Lucia looked at him for a long time.

"You sat with Gabriel all night," she said.

"Yes."
"He told me. He came to find me in the morning and the first thing he said was that Daddy sat in the chair all night so he wouldn't be scared."

She held his gaze. "He wasn't scared, Christian. He said it the way children say things they want adults to believe. He just didn't want to be alone and he knew you needed to feel useful, so he gave you the reason."

She paused. "He's five years old. He managed you better than I have in six years."

Christian was quiet now.

"My son is a more careful person than I have been," he said.

"He gets it from somewhere. He gets more of it from you than you think."

Christian looked at her. That was not a thing Lucia said without meaning it.

"I don't know how to do this differently. I've been one way for a long time and I don't know what the other way looks like."

"Neither do I. I've been building walls for six years. I don't even know where they all are."

"Then we find them. Not tonight, but we find them eventually."

She looked at him for a long moment. Then she reached over and put her hand briefly on the back of his, the way someone checks if something is real before they decide whether to hold on to it.

"Okay,"

"Okay what?"

"Okay, we find them. The walls." She pulled her hand back slowly. "But I need you to know it won't be easy. I've had six years of practice building them and I'm very good at it."

"I know," he said. "I built half of them."

"More than half," she said. But there was something softer in it than there would have been a week ago.

The door to Gabriel's room opened. He appeared in the doorway in his pajamas, hair flat on one side from the pillow, blinking at both of them.

"You're both here," he said.

"We were talking," Christian said.

"In the night.
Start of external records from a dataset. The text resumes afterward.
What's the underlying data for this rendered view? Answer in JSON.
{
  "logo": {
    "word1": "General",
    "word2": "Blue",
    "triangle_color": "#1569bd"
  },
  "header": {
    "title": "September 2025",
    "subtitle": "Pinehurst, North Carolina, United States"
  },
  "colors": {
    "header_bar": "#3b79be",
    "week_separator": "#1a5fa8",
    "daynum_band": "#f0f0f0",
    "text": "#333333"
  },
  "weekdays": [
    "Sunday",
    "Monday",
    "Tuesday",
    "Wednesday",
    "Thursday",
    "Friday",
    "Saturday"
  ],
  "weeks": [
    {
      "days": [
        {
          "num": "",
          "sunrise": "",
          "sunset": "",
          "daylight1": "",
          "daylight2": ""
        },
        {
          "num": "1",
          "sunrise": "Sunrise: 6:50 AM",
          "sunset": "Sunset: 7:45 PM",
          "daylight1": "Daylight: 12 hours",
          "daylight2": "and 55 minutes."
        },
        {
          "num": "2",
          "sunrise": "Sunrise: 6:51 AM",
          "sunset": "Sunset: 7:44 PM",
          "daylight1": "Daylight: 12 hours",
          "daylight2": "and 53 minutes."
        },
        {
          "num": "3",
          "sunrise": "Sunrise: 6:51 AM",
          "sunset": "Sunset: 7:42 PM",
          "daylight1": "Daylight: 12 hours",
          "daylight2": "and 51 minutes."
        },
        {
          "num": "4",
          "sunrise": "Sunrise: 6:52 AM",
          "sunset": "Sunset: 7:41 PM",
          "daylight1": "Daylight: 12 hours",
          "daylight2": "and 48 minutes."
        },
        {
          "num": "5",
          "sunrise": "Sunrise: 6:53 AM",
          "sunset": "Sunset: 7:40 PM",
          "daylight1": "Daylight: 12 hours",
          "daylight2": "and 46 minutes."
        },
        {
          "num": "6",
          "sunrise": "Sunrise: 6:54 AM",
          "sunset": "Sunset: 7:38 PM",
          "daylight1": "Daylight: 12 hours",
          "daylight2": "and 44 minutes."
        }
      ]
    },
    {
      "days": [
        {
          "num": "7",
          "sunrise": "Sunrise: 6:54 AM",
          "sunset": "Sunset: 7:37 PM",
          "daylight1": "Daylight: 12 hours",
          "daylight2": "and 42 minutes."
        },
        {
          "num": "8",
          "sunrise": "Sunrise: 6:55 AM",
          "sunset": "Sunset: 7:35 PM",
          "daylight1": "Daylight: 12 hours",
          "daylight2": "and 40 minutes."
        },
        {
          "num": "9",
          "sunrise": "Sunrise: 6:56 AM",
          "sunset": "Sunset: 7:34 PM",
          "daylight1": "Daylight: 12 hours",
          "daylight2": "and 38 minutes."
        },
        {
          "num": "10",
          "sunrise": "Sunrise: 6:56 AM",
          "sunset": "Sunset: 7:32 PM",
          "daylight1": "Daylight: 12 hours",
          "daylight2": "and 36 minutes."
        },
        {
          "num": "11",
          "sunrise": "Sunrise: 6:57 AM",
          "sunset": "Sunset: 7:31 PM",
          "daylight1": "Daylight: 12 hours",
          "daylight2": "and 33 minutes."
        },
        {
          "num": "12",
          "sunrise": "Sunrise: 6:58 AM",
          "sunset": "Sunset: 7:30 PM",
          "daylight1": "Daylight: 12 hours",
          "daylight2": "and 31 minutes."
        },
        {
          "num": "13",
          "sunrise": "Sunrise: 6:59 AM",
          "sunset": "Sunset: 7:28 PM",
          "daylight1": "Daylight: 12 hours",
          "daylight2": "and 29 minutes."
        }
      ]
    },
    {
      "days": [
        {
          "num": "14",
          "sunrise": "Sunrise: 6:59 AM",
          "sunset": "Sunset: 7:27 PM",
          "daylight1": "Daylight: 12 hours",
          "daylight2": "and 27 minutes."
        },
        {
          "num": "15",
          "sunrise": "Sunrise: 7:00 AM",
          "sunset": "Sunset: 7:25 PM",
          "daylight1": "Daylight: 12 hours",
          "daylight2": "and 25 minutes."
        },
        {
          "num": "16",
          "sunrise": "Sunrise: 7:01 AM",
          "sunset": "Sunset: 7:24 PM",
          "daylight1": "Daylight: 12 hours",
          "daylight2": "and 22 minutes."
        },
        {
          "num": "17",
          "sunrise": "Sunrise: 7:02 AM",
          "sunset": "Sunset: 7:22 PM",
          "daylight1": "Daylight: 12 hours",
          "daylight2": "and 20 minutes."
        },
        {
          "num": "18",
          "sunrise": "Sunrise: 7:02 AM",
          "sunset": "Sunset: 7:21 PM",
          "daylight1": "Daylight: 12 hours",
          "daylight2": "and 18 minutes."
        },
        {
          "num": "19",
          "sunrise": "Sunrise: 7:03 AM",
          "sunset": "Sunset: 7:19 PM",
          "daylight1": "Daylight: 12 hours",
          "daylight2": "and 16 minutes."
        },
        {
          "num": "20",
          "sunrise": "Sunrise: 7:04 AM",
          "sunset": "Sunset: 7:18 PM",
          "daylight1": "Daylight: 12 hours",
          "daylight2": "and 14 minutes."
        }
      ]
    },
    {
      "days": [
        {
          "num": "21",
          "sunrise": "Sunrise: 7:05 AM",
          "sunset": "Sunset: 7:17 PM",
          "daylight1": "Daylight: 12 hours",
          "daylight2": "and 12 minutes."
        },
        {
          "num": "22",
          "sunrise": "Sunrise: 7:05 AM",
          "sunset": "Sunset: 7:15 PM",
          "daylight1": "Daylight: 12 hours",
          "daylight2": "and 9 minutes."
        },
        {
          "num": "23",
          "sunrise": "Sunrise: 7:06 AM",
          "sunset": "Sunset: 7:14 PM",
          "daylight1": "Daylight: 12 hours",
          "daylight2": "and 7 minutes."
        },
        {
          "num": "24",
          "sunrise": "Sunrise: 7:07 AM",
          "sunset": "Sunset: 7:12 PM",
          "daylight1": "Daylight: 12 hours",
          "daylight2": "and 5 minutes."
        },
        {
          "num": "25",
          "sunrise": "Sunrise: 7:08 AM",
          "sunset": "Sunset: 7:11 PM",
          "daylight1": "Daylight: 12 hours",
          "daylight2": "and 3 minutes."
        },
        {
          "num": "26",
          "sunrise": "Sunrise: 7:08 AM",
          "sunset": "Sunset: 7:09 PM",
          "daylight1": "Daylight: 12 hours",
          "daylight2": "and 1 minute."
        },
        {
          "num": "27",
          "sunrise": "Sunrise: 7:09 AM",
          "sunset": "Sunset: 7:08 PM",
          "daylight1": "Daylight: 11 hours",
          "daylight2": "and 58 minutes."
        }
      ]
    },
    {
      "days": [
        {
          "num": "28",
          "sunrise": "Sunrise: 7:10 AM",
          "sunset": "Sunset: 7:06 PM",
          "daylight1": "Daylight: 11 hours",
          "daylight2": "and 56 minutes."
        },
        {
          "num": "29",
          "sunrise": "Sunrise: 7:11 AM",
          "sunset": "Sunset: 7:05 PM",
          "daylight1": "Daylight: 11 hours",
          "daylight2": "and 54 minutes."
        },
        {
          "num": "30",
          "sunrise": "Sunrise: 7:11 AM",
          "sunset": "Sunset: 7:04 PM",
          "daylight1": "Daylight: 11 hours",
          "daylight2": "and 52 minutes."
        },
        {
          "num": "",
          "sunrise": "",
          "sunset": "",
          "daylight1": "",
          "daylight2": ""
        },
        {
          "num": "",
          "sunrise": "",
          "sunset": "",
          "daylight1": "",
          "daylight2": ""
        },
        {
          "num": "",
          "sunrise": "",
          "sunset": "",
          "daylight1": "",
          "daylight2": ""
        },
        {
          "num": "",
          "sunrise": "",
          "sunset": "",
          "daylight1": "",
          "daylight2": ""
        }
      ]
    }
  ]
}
Hmm…"

"Yes."

Gabriel processed this. He looked at his mother's face, then his father's, performing a careful welfare check.

"Is it good talking or the other kind?" he said.

Lucia made a sound that was almost a laugh. "Good talking," she said.

"Okay." He rubbed his eye with his fist. "Is there food?"

"It is three in the morning," Christian said.

"Yeah, but I'm hungryyyyy…. Rosa's kitchen always has food."

"You are not going to Rosa's kitchen at three in the morning."

"But I said I'm hungryyyyy…."

"Gabriel."

"Papa." He looked at Christian. "I am a growing child."

The corner of Christian's mouth moved. He stood up and crossed to the doorway and looked down at his son.

"Come," he said. "I will find you something from the kitchen."

Gabriel took his hand without hesitation, the way he always had, as if it had never occurred to him the hand might not be there.

Christian looked back at Lucia over his shoulder .She was watching them. Something in her face that she was not trying to control, not trying to put away, open in a way she had not let herself be in a very long time.

"We'll bring you back something," Christian said. "If Rosa doesn't catch us."

"She'll catch you," Lucia said. "She always does."

"Probably," Christian said.

He took Gabriel down toward the stairs, the small hand in his, the boy talking in a low voice about the specific kind of biscuit he was hoping for.

Lucia sat in the room alone for a moment, then she got up and followed them.